Is CenturyLink Inc (NYSE:CTL) A Buy At Its Current PE Ratio?
CenturyLink Inc (NYSE:CTL) is trading with a trailing P/E of 10.3x, which is lower than the industry average of 15.8x. Although some investors may jump to the conclusion that this is a great buying opportunity, understanding the assumptions behind the P/E ratio might change your mind. Today, I will explain what the P/E ratio is as well as what you should look out for when using it. Check out our latest analysis for CenturyLink
What you need to know about the P/E ratio
P/E is a popular ratio used for relative valuation. By comparing a stock’s price per share to its earnings per share, we are able to see how much investors are paying for each dollar of the company’s earnings.
P/E Calculation for CTL
Price-Earnings Ratio = Price per share ÷ Earnings per share
CTL Price-Earnings Ratio = $18.18 ÷ $1.766 = 10.3x
The P/E ratio itself doesn’t tell you a lot; however, it becomes very insightful when you compare it with other similar companies. We want to compare the stock’s P/E ratio to the average of companies that have similar characteristics as CTL, such as size and country of operation. One way of gathering a peer group is to use firms in the same industry, which is what I’ll do. Since CTL’s P/E of 10.3x is lower than its industry peers (15.8x), it means that investors are paying less than they should for each dollar of CTL’s earnings. Therefore, according to this analysis, CTL is an under-priced stock.
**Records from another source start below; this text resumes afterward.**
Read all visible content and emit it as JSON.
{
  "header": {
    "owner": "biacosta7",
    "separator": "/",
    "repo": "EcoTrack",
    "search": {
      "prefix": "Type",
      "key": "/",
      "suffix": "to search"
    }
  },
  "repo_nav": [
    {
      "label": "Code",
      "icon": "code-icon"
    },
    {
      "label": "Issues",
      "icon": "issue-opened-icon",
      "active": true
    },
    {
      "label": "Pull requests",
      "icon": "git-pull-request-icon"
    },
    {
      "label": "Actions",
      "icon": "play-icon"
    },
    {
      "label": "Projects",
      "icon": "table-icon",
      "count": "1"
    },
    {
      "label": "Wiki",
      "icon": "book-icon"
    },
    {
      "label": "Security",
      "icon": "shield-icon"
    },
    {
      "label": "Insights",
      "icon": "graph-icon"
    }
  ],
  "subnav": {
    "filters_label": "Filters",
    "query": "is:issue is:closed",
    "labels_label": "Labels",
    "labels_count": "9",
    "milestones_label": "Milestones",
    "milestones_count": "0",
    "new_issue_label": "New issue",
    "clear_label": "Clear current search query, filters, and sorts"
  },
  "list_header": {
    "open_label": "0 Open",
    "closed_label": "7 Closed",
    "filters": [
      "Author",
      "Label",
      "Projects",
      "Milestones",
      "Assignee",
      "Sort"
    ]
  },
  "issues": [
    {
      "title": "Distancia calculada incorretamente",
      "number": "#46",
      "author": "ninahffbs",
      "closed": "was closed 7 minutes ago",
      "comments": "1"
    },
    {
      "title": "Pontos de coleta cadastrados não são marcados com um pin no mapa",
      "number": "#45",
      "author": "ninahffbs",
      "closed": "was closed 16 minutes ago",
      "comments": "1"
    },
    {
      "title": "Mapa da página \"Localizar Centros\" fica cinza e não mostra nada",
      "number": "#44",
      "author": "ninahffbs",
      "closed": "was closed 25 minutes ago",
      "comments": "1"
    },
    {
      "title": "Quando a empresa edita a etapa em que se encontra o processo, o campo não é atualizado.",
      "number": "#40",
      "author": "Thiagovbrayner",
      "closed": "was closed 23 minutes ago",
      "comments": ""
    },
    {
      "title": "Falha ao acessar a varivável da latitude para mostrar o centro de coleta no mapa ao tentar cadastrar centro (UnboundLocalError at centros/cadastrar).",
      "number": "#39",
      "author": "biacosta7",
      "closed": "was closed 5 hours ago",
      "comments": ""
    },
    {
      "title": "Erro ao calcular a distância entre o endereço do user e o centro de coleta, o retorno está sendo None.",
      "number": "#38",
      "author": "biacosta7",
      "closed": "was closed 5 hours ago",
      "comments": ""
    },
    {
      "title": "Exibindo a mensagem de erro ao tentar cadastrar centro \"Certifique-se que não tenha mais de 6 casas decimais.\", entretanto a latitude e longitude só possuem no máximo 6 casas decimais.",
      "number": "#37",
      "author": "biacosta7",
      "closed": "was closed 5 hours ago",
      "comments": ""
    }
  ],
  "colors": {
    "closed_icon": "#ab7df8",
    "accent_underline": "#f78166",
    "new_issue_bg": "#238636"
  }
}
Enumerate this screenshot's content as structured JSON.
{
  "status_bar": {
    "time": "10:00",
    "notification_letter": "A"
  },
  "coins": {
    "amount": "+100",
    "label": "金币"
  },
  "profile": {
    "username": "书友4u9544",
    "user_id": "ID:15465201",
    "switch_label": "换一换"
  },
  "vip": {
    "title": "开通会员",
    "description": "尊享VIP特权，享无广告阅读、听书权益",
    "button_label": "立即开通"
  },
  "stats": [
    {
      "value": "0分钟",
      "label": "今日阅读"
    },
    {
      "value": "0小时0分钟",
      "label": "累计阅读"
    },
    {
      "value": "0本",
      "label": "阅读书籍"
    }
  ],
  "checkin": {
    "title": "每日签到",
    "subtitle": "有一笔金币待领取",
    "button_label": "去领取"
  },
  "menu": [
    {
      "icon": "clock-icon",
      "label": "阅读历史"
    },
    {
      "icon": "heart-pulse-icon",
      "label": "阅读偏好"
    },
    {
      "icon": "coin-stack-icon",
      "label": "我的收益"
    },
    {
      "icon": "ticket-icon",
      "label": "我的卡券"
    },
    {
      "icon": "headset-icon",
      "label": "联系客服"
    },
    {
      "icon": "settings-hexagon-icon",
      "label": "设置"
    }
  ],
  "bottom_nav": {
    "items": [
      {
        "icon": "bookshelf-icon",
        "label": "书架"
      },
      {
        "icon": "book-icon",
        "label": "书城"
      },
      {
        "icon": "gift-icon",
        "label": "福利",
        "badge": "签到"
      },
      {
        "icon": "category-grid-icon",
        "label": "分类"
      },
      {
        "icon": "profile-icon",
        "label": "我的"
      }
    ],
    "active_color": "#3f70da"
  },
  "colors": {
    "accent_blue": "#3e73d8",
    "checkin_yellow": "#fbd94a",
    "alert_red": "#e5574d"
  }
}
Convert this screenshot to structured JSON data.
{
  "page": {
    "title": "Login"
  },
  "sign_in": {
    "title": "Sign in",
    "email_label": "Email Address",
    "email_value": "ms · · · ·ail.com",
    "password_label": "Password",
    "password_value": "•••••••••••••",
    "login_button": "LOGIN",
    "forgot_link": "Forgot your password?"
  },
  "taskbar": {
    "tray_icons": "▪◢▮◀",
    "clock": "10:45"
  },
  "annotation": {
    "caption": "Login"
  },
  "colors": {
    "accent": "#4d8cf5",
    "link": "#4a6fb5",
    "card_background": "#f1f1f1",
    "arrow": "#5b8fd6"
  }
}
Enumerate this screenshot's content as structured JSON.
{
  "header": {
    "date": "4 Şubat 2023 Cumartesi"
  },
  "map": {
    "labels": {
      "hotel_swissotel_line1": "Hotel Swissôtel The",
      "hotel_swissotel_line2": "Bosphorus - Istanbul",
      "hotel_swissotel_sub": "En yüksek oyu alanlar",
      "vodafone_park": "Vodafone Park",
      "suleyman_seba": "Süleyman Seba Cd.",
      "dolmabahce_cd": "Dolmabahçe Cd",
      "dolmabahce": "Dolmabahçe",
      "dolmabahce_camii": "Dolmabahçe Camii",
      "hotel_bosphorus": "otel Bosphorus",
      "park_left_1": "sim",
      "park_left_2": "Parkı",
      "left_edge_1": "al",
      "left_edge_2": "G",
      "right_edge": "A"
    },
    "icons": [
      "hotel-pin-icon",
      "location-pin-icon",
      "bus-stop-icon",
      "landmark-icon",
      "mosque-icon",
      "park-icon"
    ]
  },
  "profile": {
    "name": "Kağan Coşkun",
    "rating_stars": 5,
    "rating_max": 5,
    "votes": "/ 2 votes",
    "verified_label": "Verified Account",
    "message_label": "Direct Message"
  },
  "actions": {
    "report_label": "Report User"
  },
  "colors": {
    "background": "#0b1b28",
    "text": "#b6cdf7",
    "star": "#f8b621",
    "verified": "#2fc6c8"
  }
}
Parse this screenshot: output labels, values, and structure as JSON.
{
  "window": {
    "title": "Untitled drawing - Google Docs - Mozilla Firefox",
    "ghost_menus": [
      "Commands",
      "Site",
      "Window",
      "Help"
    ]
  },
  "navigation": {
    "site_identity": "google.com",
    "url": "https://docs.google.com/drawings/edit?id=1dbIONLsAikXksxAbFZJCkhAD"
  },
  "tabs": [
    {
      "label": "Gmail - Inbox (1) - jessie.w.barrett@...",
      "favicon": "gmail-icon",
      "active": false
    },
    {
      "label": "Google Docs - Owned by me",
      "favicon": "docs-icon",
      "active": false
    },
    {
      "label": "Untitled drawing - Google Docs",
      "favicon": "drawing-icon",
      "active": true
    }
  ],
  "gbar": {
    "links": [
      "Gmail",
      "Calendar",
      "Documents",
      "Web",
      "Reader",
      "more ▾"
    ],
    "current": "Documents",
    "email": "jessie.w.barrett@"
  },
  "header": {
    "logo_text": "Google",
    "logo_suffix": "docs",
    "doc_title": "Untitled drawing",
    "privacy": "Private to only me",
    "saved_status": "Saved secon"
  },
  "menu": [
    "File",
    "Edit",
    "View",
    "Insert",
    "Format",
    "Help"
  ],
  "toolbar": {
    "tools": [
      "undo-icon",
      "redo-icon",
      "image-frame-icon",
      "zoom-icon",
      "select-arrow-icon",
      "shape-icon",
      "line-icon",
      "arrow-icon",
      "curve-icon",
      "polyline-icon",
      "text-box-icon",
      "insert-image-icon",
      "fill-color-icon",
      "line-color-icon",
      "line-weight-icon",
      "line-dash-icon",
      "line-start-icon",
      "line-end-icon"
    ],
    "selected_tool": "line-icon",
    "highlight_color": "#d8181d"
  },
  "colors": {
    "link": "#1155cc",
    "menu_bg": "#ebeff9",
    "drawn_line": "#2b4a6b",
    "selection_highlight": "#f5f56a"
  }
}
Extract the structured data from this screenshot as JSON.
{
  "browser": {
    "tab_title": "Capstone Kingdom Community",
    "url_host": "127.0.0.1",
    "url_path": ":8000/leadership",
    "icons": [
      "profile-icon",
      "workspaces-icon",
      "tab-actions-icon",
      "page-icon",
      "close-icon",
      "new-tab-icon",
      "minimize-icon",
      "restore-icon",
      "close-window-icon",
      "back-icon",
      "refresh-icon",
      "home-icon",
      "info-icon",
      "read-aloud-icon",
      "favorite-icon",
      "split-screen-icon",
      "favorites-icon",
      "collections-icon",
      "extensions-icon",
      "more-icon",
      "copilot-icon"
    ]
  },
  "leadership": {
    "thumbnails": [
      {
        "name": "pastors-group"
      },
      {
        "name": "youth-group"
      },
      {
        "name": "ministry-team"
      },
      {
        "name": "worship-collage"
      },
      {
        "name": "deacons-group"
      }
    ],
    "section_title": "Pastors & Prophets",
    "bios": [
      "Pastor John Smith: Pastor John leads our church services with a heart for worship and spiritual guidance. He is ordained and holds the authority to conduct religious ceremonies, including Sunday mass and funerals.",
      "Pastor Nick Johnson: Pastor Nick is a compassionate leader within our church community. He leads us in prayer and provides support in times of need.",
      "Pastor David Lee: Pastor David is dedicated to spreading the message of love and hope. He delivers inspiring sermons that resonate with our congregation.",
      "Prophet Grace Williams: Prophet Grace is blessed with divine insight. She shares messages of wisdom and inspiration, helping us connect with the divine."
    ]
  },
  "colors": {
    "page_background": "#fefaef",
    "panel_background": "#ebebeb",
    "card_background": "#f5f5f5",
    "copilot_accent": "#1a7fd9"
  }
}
Assumptions to watch out for
While our conclusion might prompt you to buy CTL immediately, there are two important assumptions you should be aware of. Firstly, our peer group contains companies that are similar to CTL. If this isn’t the case, the difference in P/E could be due to other factors. For example, if you compared higher growth firms with CTL, then its P/E would naturally be lower since investors would reward its peers’ higher growth with a higher price. The second assumption that must hold true is that the stocks we are comparing CTL to are fairly valued by the market. If this does not hold true, CTL’s lower P/E ratio may be because firms in our peer group are overvalued by the market.
What this means for you:
Since you may have already conducted your due diligence on CTL, the undervaluation of the stock may mean it is a good time to top up on your current holdings. But at the end of the day, keep in mind that relative valuation relies heavily on critical assumptions I’ve outlined above. Remember that basing your investment decision off one metric alone is certainly not sufficient. There are many things I have not taken into account in this article and the PE ratio is very one-dimensional. If you have not done so already, I highly recommend you to complete your research by taking a look at the following:
Future Outlook: What are well-informed industry analysts predicting for CTL’s future growth? Take a look at our free research report of analyst consensus for CTL’s outlook.
Past Track Record: Has CTL been consistently performing well irrespective of the ups and downs in the market? Go into more detail in the past performance analysis and take a look at the free visual representations of CTL’s historicals for more clarity.
Other High-Performing Stocks: Are there other stocks that provide better prospects with proven track records? Explore our free list of these great stocks here.
To help readers see pass the short term volatility of the financial market, we aim to bring you a long-term focused research analysis purely driven by fundamental data. Note that our analysis does not factor in the latest price sensitive company announcements.
The author is an independent contributor and at the time of publication had no position in the stocks mentioned.